Typical Australian fee structures
| Fund type | Typical annual fee | Examples |
|---|---|---|
| Low-cost ETF | 0.03% - 0.20% | Vanguard Australian Shares ETF (0.07%), BetaShares A200 (0.04%) |
| Industry super fund | 0.50% - 0.90% | AustralianSuper (0.57%), HESTA (0.66%) |
| Retail super fund | 0.80% - 1.50% | AMP, MLC, Colonial First State |
| Active managed fund | 0.80% - 1.80% | Magellan, Platinum Asset Management |
| Financial advisor wrap | 1.50% - 2.50% | Includes advisor fees, platform fees, and fund fees |
Fee types in super
Australian super funds often have multiple fee layers:
- Administration fee: Fixed dollar amount (A$50-A$200/year) or percentage-based
- Investment fee: The MER of the underlying investment option
- Insurance premiums: Death and disability cover (deducted from your balance, not technically an investment fee but reduces growth)
- Performance fees: Some funds charge 10-20% of returns above a benchmark
APRA heatmap
Since 2019, APRA publishes a “heatmap” ranking super funds by investment performance, fees, and sustainability.
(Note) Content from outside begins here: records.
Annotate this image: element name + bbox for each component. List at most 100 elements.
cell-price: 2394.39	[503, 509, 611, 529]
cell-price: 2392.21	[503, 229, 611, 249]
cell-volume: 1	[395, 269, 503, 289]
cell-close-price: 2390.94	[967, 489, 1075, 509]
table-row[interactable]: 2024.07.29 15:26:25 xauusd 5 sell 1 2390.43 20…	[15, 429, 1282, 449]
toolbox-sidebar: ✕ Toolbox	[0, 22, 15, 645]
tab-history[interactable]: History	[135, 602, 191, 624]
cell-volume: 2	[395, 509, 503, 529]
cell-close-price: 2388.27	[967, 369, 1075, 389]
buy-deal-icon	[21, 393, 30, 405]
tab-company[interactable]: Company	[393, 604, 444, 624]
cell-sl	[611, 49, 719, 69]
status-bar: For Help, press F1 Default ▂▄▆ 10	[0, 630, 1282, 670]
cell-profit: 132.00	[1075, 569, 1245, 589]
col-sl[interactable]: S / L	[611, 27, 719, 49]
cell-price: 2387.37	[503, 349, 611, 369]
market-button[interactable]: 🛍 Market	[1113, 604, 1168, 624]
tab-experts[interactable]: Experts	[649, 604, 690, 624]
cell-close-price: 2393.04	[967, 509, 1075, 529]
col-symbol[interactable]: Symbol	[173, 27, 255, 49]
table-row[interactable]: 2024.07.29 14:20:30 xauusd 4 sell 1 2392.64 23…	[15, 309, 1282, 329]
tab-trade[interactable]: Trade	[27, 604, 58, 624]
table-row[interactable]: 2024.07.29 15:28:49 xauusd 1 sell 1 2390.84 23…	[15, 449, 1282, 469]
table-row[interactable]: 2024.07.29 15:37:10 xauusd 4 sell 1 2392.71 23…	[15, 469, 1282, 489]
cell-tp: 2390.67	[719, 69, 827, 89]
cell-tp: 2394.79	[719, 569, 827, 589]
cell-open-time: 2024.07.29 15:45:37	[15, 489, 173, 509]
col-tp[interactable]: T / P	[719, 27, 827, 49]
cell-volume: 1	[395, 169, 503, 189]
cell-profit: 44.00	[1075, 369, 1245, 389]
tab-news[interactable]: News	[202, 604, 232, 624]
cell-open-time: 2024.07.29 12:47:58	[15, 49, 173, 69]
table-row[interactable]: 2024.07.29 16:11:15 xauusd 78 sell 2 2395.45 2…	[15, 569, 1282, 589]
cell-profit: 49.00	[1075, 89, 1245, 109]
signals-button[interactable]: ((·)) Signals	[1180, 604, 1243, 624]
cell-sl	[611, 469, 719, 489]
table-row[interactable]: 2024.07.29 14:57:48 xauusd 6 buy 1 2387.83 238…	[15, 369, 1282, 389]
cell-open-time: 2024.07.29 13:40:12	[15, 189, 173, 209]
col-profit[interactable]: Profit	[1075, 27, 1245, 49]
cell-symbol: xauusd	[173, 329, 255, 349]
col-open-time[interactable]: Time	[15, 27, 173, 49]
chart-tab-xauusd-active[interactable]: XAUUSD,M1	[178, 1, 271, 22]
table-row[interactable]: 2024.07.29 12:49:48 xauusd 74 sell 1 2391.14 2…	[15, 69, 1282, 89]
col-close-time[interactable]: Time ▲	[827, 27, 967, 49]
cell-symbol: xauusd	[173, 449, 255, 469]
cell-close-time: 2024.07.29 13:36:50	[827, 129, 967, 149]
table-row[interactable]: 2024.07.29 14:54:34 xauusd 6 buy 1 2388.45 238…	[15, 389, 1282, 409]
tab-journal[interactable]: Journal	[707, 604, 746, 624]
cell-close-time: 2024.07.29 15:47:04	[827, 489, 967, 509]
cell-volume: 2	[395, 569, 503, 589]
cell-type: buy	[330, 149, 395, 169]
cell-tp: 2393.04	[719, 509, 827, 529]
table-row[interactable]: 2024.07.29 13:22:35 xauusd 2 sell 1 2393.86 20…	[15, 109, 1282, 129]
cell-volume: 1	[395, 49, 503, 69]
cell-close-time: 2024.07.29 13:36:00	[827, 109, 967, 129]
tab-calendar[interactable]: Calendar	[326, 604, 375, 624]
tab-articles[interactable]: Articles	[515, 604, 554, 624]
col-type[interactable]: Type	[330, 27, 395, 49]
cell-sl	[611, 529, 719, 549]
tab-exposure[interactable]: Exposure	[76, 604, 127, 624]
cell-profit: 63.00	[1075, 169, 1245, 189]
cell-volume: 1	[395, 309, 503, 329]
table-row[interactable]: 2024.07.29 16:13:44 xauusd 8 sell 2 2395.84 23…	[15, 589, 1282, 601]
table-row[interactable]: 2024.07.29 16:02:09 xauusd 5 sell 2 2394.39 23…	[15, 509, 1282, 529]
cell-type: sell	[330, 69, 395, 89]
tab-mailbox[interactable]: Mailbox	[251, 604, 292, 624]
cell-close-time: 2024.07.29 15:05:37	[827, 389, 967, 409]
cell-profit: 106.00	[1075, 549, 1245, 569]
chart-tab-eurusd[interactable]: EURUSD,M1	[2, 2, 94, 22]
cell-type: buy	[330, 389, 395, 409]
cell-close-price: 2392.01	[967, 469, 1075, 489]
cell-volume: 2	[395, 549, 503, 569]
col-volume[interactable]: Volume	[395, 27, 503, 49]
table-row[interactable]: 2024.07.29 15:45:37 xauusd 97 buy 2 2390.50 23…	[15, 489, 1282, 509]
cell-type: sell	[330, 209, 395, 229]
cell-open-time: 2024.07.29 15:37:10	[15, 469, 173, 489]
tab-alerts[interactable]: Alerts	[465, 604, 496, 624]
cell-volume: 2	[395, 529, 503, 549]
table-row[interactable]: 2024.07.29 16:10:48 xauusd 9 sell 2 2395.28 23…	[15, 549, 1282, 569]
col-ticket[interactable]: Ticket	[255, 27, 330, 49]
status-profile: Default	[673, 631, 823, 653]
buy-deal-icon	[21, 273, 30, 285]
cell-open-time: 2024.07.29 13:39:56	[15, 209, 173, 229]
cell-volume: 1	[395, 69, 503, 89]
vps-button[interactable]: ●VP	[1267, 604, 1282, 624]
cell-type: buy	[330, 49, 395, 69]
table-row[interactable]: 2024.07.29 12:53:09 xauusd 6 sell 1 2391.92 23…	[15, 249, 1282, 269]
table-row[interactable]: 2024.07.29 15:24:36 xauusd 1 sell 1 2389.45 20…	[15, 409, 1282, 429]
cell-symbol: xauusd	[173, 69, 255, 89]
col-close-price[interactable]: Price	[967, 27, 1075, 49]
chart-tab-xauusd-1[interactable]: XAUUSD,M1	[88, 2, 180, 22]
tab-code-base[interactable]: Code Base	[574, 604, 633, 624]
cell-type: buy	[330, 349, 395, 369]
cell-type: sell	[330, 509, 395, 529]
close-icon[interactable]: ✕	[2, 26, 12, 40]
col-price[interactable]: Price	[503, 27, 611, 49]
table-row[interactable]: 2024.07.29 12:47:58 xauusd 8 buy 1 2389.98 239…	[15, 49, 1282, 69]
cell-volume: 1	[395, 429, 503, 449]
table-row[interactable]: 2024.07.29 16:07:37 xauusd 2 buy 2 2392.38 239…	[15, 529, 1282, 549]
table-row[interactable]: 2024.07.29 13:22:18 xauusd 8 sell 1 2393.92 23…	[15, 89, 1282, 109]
Funds that consistently underperform may be prevented from accepting new members — a regulatory mechanism unique to Australia.
The compounding formula for fee-adjusted returns is:
Net monthly return = (1 + R - F)^(1/12) - 1
Where R is the annual gross return and F is the annual fee.
Worked example
A$50,000 super balance + A$10,000/year employer contributions at 8% gross return over 30 years:
- Total contributions: A$50,000 + (A$10,000 x 30) = A$350,000
- With 0.10% fee (low-cost ETF in SMSF): Net return 7.90%. Final balance: A$1,284,600
- With 0.57% fee (top industry fund): Net return 7.43%. Final balance: A$1,163,200
- With 1.50% fee (retail fund): Net return 6.50%. Final balance: A$976,400
- Cost of retail vs low-cost: A$1,284,600 - A$976,400 = A$308,200 lost to fees
- Cost of retail vs industry: A$1,163,200 - A$976,400 = A$186,800 lost to fees
The 1.40% fee difference between the low-cost and retail options costs nearly as much as the total A$350,000 in contributions.
Key differences from other markets
- Compulsory superannuation (12%) means investment fees affect every working Australian, not just those who choose to invest — making fee awareness a universal concern rather than one limited to active investors as in the UK or US.
- APRA’s regulatory heatmap and performance testing actively names and penalises underperforming super funds, a level of government intervention in fund management not seen in the UK (FCA) or US (SEC) markets.